Despite this, using the model that I reverse engineered from Statcast and correcting for differences in hit-tracking between the stringers and the MiLB, I found that such a model was grossly inaccurate at the minor league level. Shown below are MiLB hitters with at least 200 BIP in 2016 and 200+ BIP in the majors in 2017.
Perhaps the depth of batted ball locations are inaccurate, or perhaps the model itself has issues. I think this is a difficult challenge because we're trying to measure the size of an intangible object using its shadow - it's not as simple as plugging the values into excel's equation solver, as we need to have method behind our model. I think of this challenge as a WIP, and I hope to update this post with a solution soon, but for now I have no clear way of estimating MiLB exit velocity.

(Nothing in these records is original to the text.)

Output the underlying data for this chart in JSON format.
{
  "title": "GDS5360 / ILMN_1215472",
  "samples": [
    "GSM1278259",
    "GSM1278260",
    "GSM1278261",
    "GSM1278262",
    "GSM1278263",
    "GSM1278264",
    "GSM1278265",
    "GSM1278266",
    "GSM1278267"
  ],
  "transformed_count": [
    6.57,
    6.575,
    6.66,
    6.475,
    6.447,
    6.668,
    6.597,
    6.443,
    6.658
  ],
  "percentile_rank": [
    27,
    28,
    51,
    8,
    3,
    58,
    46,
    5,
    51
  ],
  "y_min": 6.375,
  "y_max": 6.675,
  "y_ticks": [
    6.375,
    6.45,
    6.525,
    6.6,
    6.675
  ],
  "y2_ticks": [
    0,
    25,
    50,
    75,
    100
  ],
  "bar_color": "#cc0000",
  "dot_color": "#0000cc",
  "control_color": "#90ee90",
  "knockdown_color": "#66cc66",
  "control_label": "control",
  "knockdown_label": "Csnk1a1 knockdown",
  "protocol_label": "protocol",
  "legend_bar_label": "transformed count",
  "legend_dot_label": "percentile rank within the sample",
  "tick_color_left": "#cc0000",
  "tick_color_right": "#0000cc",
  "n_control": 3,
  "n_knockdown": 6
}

Still, the rest of the data that we're working with appears solid and powerful. I've already revealed a couple functions that I've been using, and I hope to develop an R-package for all of these functions, including heatmaps, splits, date-ranges, a built-in R scraper, and more. I hope to keep y'all posted on this later this summer.
Thank you for reading this series! I hope this was insightful or at least entertaining. In my opinion, not enough public analysts are using MiLB data, and while it's certainly rough around the edges, there's still valuable information to be gleaned from it.